InformationWeek took a look at four research labs working in artificial intelligence, at IBM, Intel, Microsoft, and Xerox subsidiary Palo Alto Research Center. Instead of leading to another round of outsize expectations, this generation of research likely could lay the groundwork for a new breed of computer systems that learn from their users and the world around them.
IBM: Firing Neurons
As the excitement about traditional AI waned in the late '80s, development of artificial neural networks picked up steam. Instead of manipulating and relating symbols about concepts in the world, neural networks operate according to lists of numbers representing problems and potential solutions. These artificial neurons could learn about relationships based on a training set of solutions and eventually became stacked into "layers," so the output of one neural network could form the input of another. Researchers at IBM's Watson Laboratory in Yorktown Heights, N.Y., are trying to make the model even more complex, building layered neural networks that behave according to biological characteristics of the nervous systems of vertebrates.
The four-year program, called systems neurocomputing, is far reaching; IBM is funding it under a category it calls adventurous research. Charles Peck, program director of neural computing research, has a background in neuroscience, mathematics, and artificial intelligence, and researcher staff member James Kozloski has a Ph.D. in neuroscience from the University of Pennsylvania, where he studied the nervous systems of African river fish.
Systems neurocomputing aims to address a conundrum in AI: that it's virtually impossible to write programs that know in advance all the unfamiliar elements of every task they may encounter. Programming languages such as C generate procedures of instructions for computers to follow.
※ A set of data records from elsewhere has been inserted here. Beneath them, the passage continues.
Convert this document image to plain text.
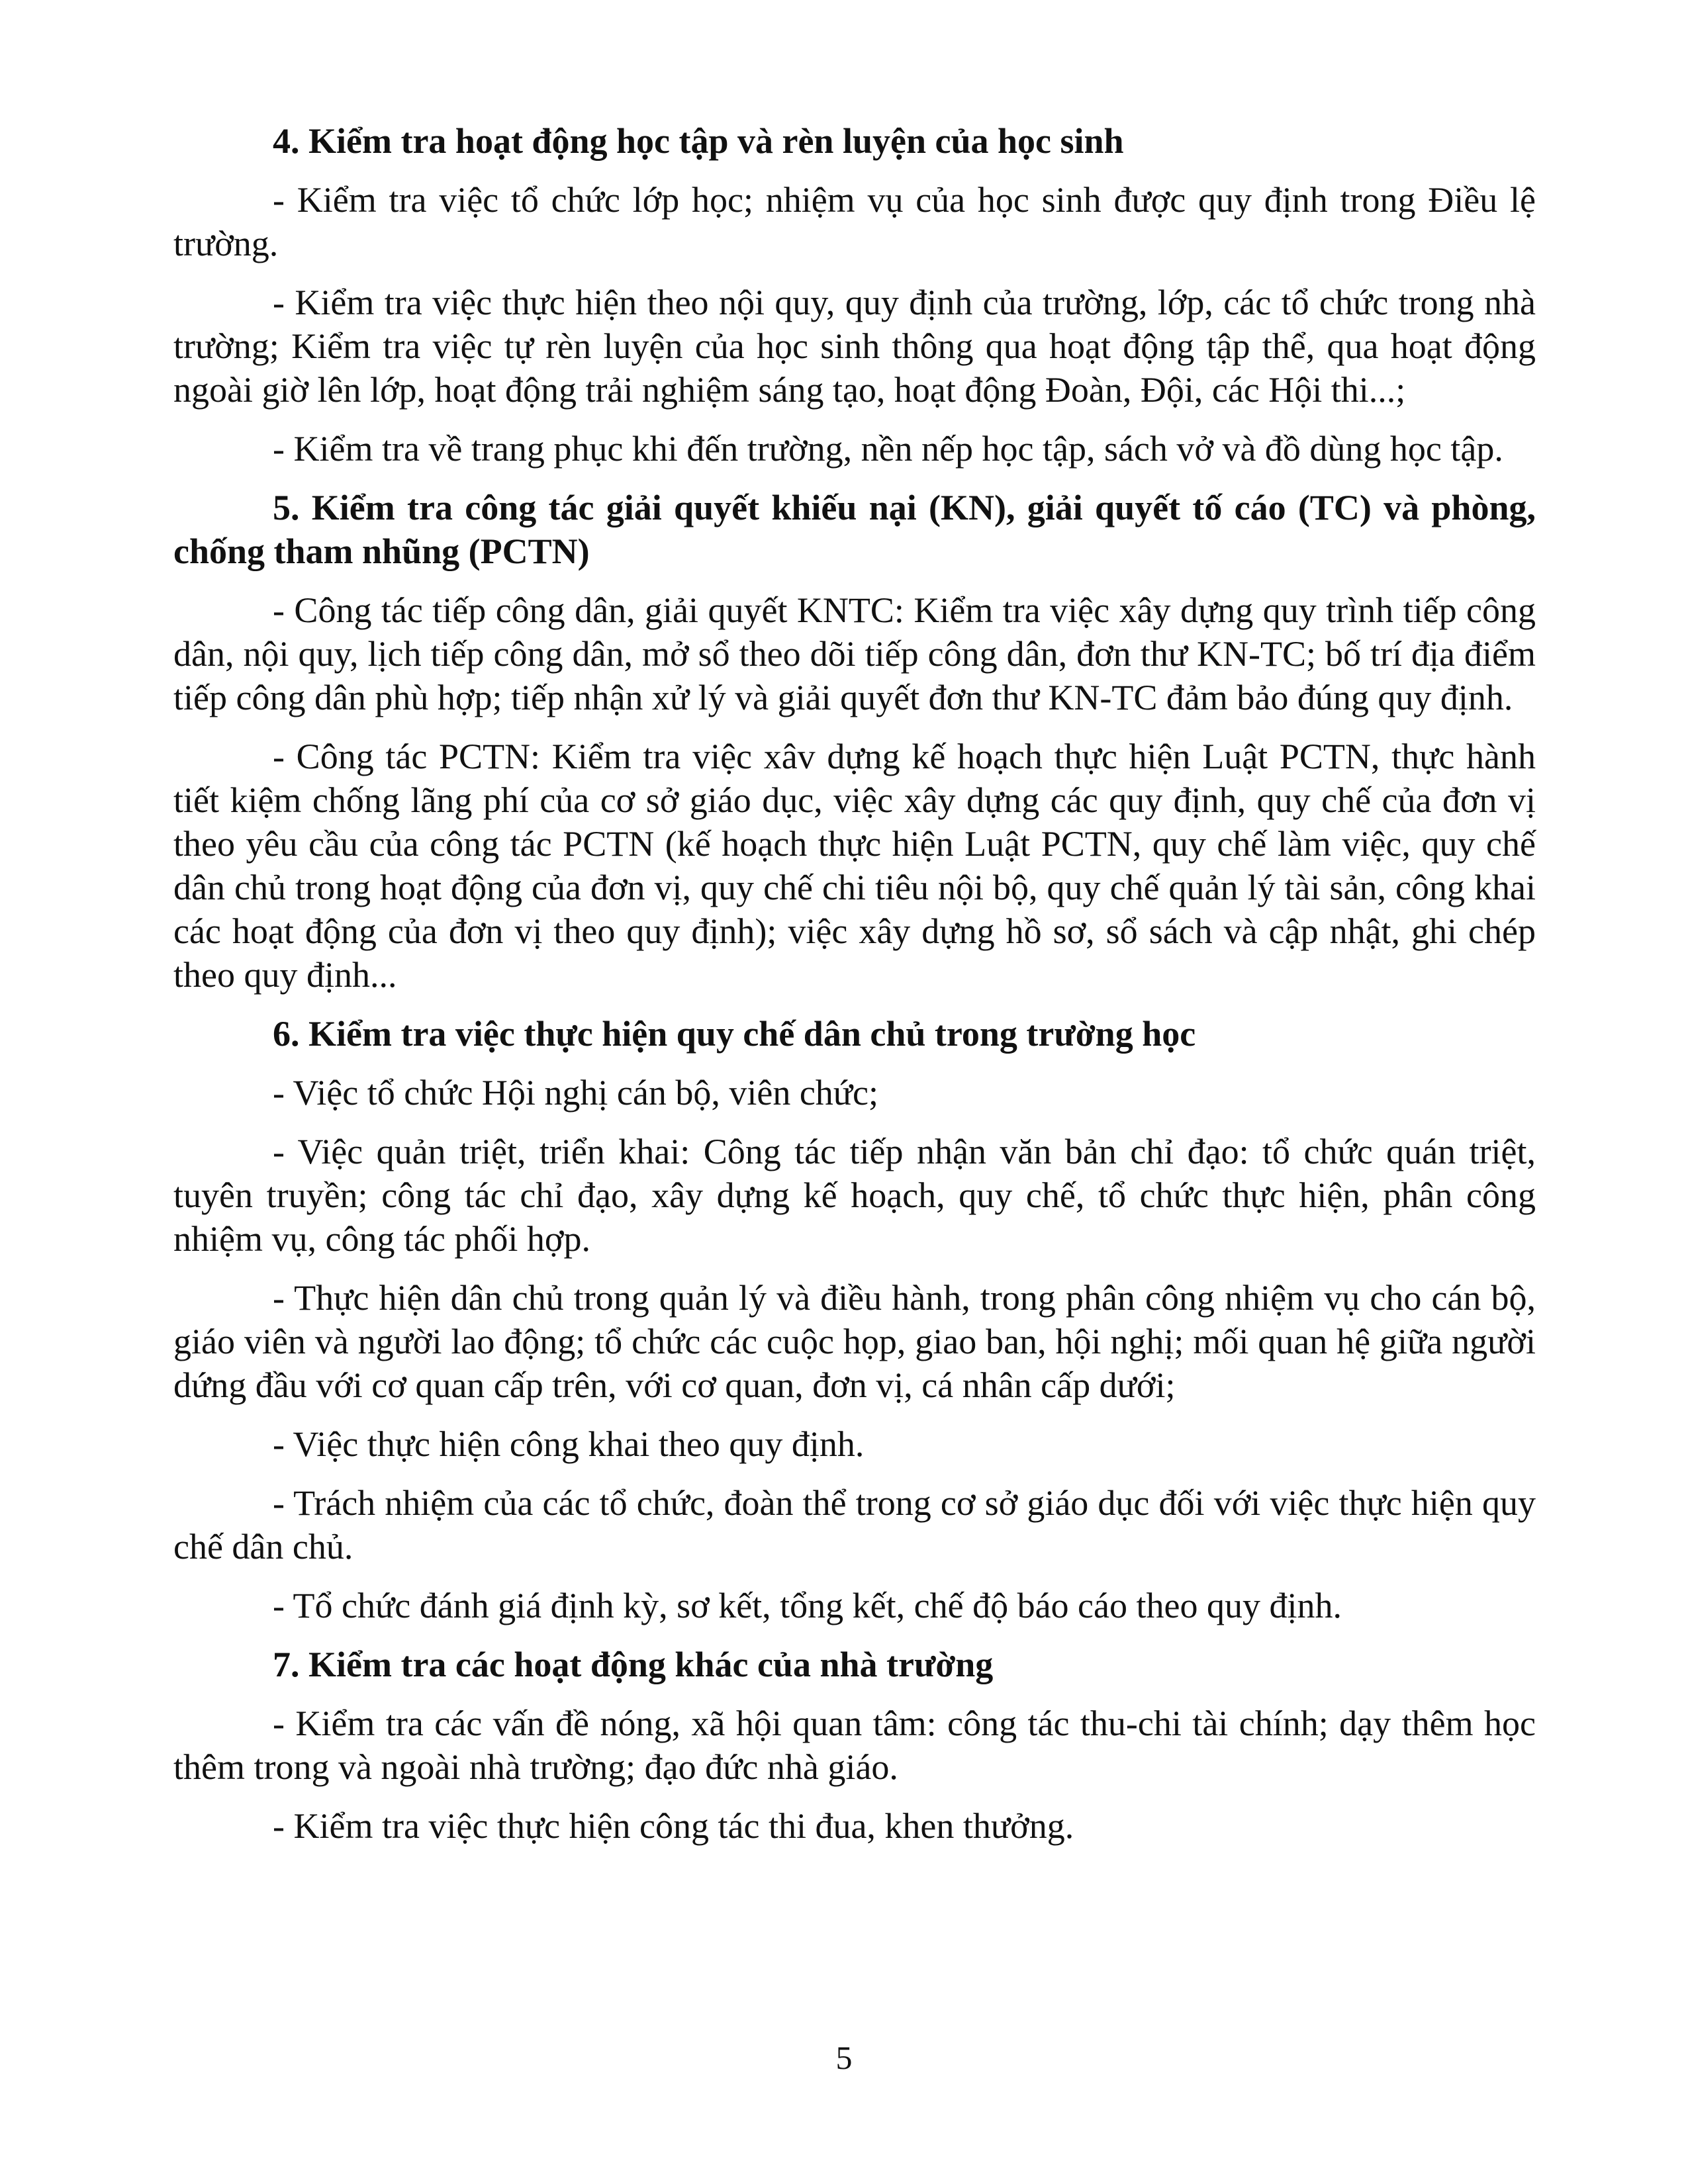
4. Kiểm tra hoạt động học tập và rèn luyện của học sinh

- Kiểm tra việc tổ chức lớp học; nhiệm vụ của học sinh được quy định trong Điều lệ trường.

- Kiểm tra việc thực hiện theo nội quy, quy định của trường, lớp, các tổ chức trong nhà trường; Kiểm tra việc tự rèn luyện của học sinh thông qua hoạt động tập thể, qua hoạt động ngoài giờ lên lớp, hoạt động trải nghiệm sáng tạo, hoạt động Đoàn, Đội, các Hội thi...;

- Kiểm tra về trang phục khi đến trường, nền nếp học tập, sách vở và đồ dùng học tập.

5. Kiểm tra công tác giải quyết khiếu nại (KN), giải quyết tố cáo (TC) và phòng, chống tham nhũng (PCTN)

- Công tác tiếp công dân, giải quyết KNTC: Kiểm tra việc xây dựng quy trình tiếp công dân, nội quy, lịch tiếp công dân, mở sổ theo dõi tiếp công dân, đơn thư KN-TC; bố trí địa điểm tiếp công dân phù hợp; tiếp nhận xử lý và giải quyết đơn thư KN-TC đảm bảo đúng quy định.

- Công tác PCTN: Kiểm tra việc xâv dựng kế hoạch thực hiện Luật PCTN, thực hành tiết kiệm chống lãng phí của cơ sở giáo dục, việc xây dựng các quy định, quy chế của đơn vị theo yêu cầu của công tác PCTN (kế hoạch thực hiện Luật PCTN, quy chế làm việc, quy chế dân chủ trong hoạt động của đơn vị, quy chế chi tiêu nội bộ, quy chế quản lý tài sản, công khai các hoạt động của đơn vị theo quy định); việc xây dựng hồ sơ, sổ sách và cập nhật, ghi chép theo quy định...

6. Kiểm tra việc thực hiện quy chế dân chủ trong trường học

- Việc tổ chức Hội nghị cán bộ, viên chức;

- Việc quản triệt, triển khai: Công tác tiếp nhận văn bản chỉ đạo: tổ chức quán triệt, tuyên truyền; công tác chỉ đạo, xây dựng kế hoạch, quy chế, tổ chức thực hiện, phân công nhiệm vụ, công tác phối hợp.

- Thực hiện dân chủ trong quản lý và điều hành, trong phân công nhiệm vụ cho cán bộ, giáo viên và người lao động; tổ chức các cuộc họp, giao ban, hội nghị; mối quan hệ giữa người dứng đầu với cơ quan cấp trên, với cơ quan, đơn vị, cá nhân cấp dưới;

- Việc thực hiện công khai theo quy định.

- Trách nhiệm của các tổ chức, đoàn thể trong cơ sở giáo dục đối với việc thực hiện quy chế dân chủ.

- Tổ chức đánh giá định kỳ, sơ kết, tổng kết, chế độ báo cáo theo quy định.

7. Kiểm tra các hoạt động khác của nhà trường

- Kiểm tra các vấn đề nóng, xã hội quan tâm: công tác thu-chi tài chính; dạy thêm học thêm trong và ngoài nhà trường; đạo đức nhà giáo.

- Kiểm tra việc thực hiện công tác thi đua, khen thưởng.

5
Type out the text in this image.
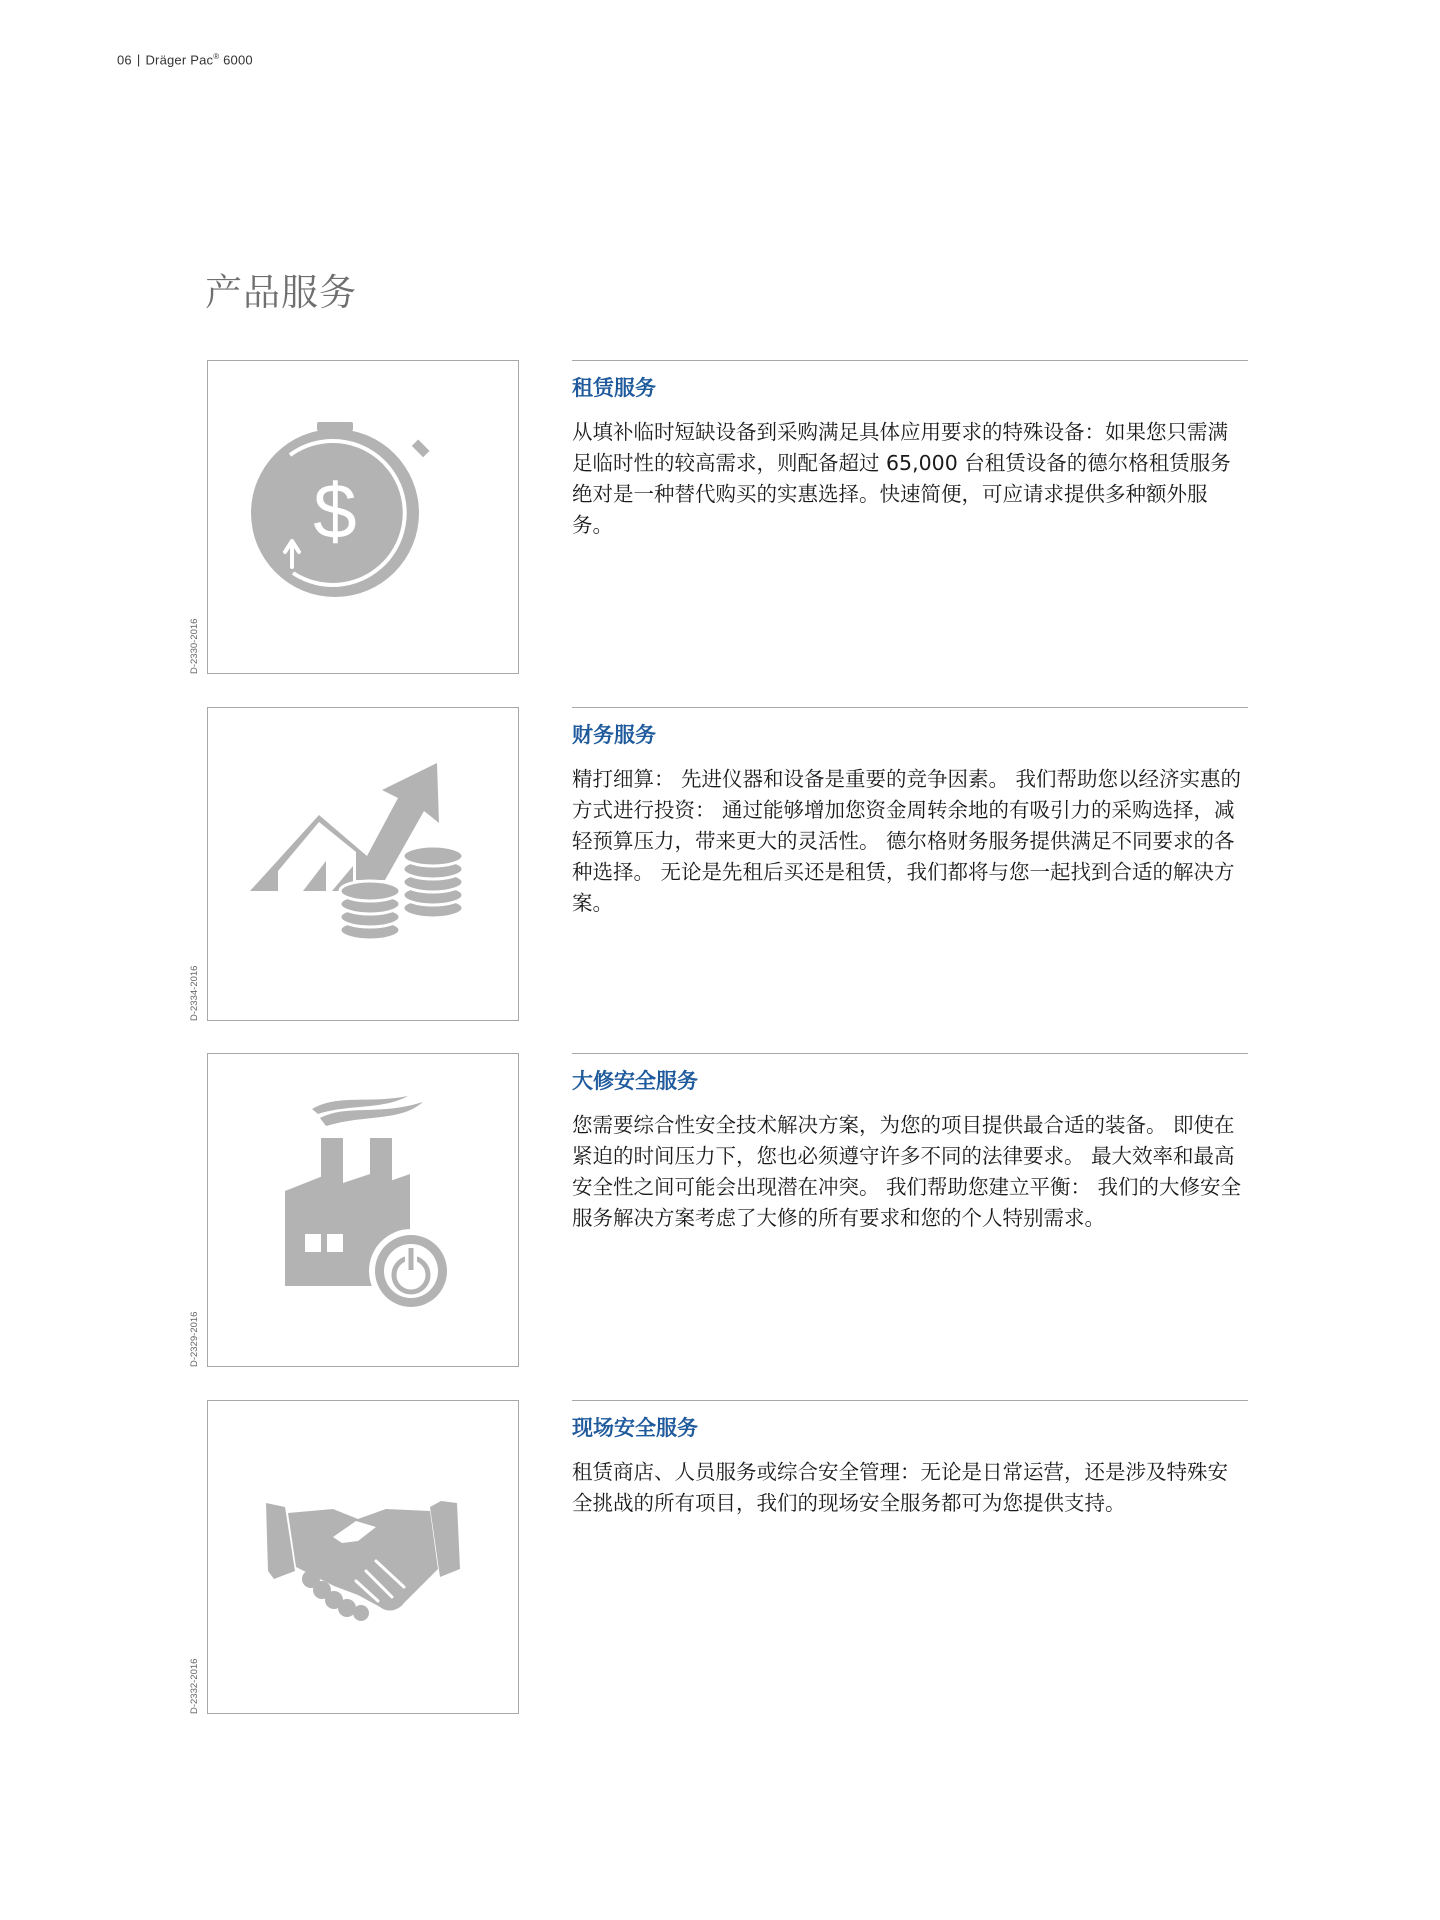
06 | Dräger Pac® 6000
产品服务
D-2330-2016
$
租赁服务

从填补临时短缺设备到采购满足具体应用要求的特殊设备：如果您只需满足临时性的较高需求，则配备超过 65,000 台租赁设备的德尔格租赁服务绝对是一种替代购买的实惠选择。快速简便，可应请求提供多种额外服务。

D-2334-2016
财务服务

精打细算： 先进仪器和设备是重要的竞争因素。 我们帮助您以经济实惠的方式进行投资： 通过能够增加您资金周转余地的有吸引力的采购选择，减轻预算压力，带来更大的灵活性。 德尔格财务服务提供满足不同要求的各种选择。 无论是先租后买还是租赁，我们都将与您一起找到合适的解决方案。

D-2329-2016
大修安全服务

您需要综合性安全技术解决方案，为您的项目提供最合适的装备。 即使在紧迫的时间压力下，您也必须遵守许多不同的法律要求。 最大效率和最高安全性之间可能会出现潜在冲突。 我们帮助您建立平衡： 我们的大修安全服务解决方案考虑了大修的所有要求和您的个人特别需求。

D-2332-2016
现场安全服务

租赁商店、人员服务或综合安全管理：无论是日常运营，还是涉及特殊安全挑战的所有项目，我们的现场安全服务都可为您提供支持。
But that doesn't help with a task such as reading a new article--there's no way to know ahead of time what the words in the story will be or the order in which they'll appear, or to program for that. "Computer science has run up against a brick wall," Peck says. "The problems where we know all the details are fewer in number than those we encounter on a daily basis. But we don't know how to write a program to do that. ... Any technology that requires you to specify everything you know up front is going to be doomed." So far, the researchers have written two in-house programming languages to test how multilayered neural networks may be able to get around this problem.
In March, the researchers showed in a published paper that they could recognize patterns and avoid a problem called the superposition catastrophe that trips up neural networks when the systems believe inputs from two sources of information come from the same place or can be averaged together, according to Kozloski. Due next is a demonstration that would digitally re-create a person's ability to perceive a broken line as complete. That could advance understanding of how to build computers that can see, he says.